I think the overly liberal, non-tech crowd has become really vocal on HN as of late and your sample is likely biased by these people.

3. 827a ◴[] No.44492755[source]
Armchair commentators, including myself, tend to be imprecise when speaking about whether something is illegal, versus something should be illegal. Sometimes due to a misunderstanding of the law, or an over-estimation of the court's authority, or an over-estimation of our legislature's productivity, or just because we're making conversation and like talking.
4. CaptainFever ◴[] No.44492782[source]
> Every time an article like this surfaces, it always seems like the majority of tech folks believe that training AI on copyrighted material is NOT fair use

Where are you getting your data from? My conclusions are the exact opposite.

(Also, aren't judges by definition the only ones qualified to declare if it is actually fair use? You could make a case that it shouldn't be fair use, but that's different from it being not fair use.)

5. redcobra762 ◴[] No.44492783[source]
It's not likely you've actually gotten the opinion of the "majority of tech folks", just the most outspoken ones, and only in specific bubbles you belong to.
6. OkayPhysicist ◴[] No.44492932[source]
There's a lot of conflation of "should/shouldn't" and "is/isn't". The comments by tech folk you're alluding to mostly think that it "shouldn't" be fair use, out of concern about the societal consequences, whereas judges are looking at it and saying that it "is" fair use, based on the existing law.

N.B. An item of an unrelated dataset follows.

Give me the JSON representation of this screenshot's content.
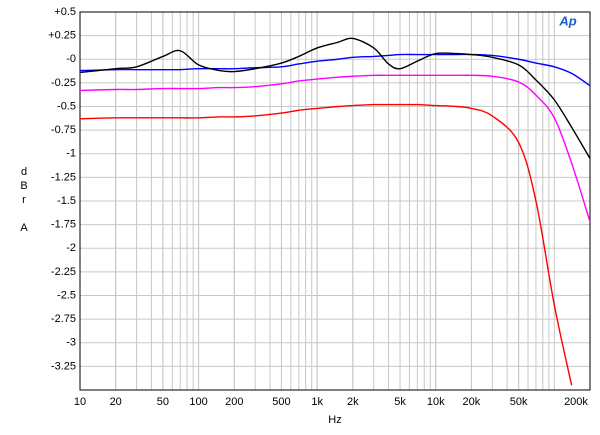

Any reasonable reading of the current state of fair use doctrine makes it obvious that the process between Harry Potter and the Sorcerer's Stone and "A computer program that outputs responses to user prompts about a variety of topics" is wildly transformative, and thus the usage of the copyrighted material is probably covered by fair use.

7. kube-system ◴[] No.44493290[source]
I know for sure (b) is true. Way too many people on technical forums read legal texts as if the process to interpret laws is akin to a compiler generating a binary.
8. standardUser ◴[] No.44493664[source]
I don't understand at all the resistance to training LLMs on any and all materials available. Then again, I've always viewed piracy as a compatible with markets and a democratizing force upon them. I thought (wrongly?) that this was the widespread progressive/leftist perspective, to err on the side of access to information.
9. freshtake ◴[] No.44494318[source]
If I allegedly train off of your training, which was trained off of copyrighted content under fair use, we're good right?

Just asking for a friend who's into this sort of thing.

10. mrguyorama ◴[] No.44494973[source]
Seeing as (a) is true in the US Supreme Court, it's probably at least as true in the lower courts.